Couple of last things I feel are important to add are…
Make sure you speak to your vet, as I was transitioning our dog’s food I consulted with our vet because I wanted to make sure that I wasn’t going to miss something. Oddly when I had this discussion I heard yet another story about a dog that switched to whole foods and was consequently brought back from significant sickness and allergic reactions. Seems when you start talking to people many of them have similar stories.
Also, the ingredients for the meat patties and veggie mix are approximations. We have a couple of very big bowls and when we do this one of us works on the meat and the other does the veggies. We don’t always have all or the exact same ingredients. Sometimes we forget to buy something or add something and we just go with the flow making sure to pick up on it the next time. Again…. complete nutrition over time, we will select from what’s on sale, what we have extra of and work it into the plan so the meals are generally the same but a little different each time.

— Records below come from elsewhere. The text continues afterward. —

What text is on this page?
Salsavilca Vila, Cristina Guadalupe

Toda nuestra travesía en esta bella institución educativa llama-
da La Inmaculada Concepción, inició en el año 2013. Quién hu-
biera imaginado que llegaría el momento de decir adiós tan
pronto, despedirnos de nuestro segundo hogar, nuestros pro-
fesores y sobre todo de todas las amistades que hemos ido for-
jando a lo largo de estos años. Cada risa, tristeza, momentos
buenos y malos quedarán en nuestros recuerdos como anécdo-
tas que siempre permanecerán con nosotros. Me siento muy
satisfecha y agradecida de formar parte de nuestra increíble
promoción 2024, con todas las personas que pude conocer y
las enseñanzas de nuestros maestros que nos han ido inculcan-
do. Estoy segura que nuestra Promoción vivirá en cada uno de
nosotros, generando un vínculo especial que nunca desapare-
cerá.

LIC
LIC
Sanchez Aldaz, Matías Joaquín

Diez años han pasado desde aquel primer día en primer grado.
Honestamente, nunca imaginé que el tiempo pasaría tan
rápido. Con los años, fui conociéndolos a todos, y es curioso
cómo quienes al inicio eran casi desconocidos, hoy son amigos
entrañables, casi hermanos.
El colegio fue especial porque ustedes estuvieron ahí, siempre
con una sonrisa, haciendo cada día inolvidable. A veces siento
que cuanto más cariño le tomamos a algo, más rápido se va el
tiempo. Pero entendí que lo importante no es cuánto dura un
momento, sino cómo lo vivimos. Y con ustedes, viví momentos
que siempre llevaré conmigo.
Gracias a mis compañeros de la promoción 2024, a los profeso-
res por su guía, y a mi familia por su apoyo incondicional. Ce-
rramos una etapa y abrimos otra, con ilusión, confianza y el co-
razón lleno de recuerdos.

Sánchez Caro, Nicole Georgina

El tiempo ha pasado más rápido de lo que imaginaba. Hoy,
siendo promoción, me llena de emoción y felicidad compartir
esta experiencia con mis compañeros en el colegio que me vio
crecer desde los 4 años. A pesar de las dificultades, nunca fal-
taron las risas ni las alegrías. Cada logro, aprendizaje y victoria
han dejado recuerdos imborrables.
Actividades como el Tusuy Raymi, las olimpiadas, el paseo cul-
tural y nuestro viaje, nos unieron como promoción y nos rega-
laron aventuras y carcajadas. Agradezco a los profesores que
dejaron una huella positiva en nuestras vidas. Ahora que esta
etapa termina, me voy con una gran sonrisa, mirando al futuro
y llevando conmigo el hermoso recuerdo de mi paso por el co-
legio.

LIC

*In Winnipeg we have a poultry processing plant and once they remove the breasts, wings and legs off chickens they are left with meaty carcasses. We buy a case of fresh carcasses, about 25kgs and it costs about 45 dollars. At home we bag each of the carcasses individually and freeze them. One case gives us anywhere between 70-90 carcasses some bigger some smaller. We can also get the same product ground from the plant for dogs that aren’t huge fans of chewing but ours are so this works for us. There are also raw dog foods sold on the market though we find they are quite expensive so we make our own.
As for feeding your dog raw chicken. It is safe and will not make a dog sick if you follow the rule of ‘if it’s not fresh enough for me to eat I won’t feed it to the dog’. AND chicken bones are fine for dogs as long as they are not cooked, it’s the cooking process that makes them hard and brittle and potentially problematic for dogs. But again, don’t take my word for it…. please do your homework.
Lastly, if you’re going to go down this road you may want to consider getting a small chest freezer. Otherwise it can get a little annoying to have to rummage though bags of dog food and bones and carcasses for something you want to take out for the rest of the family.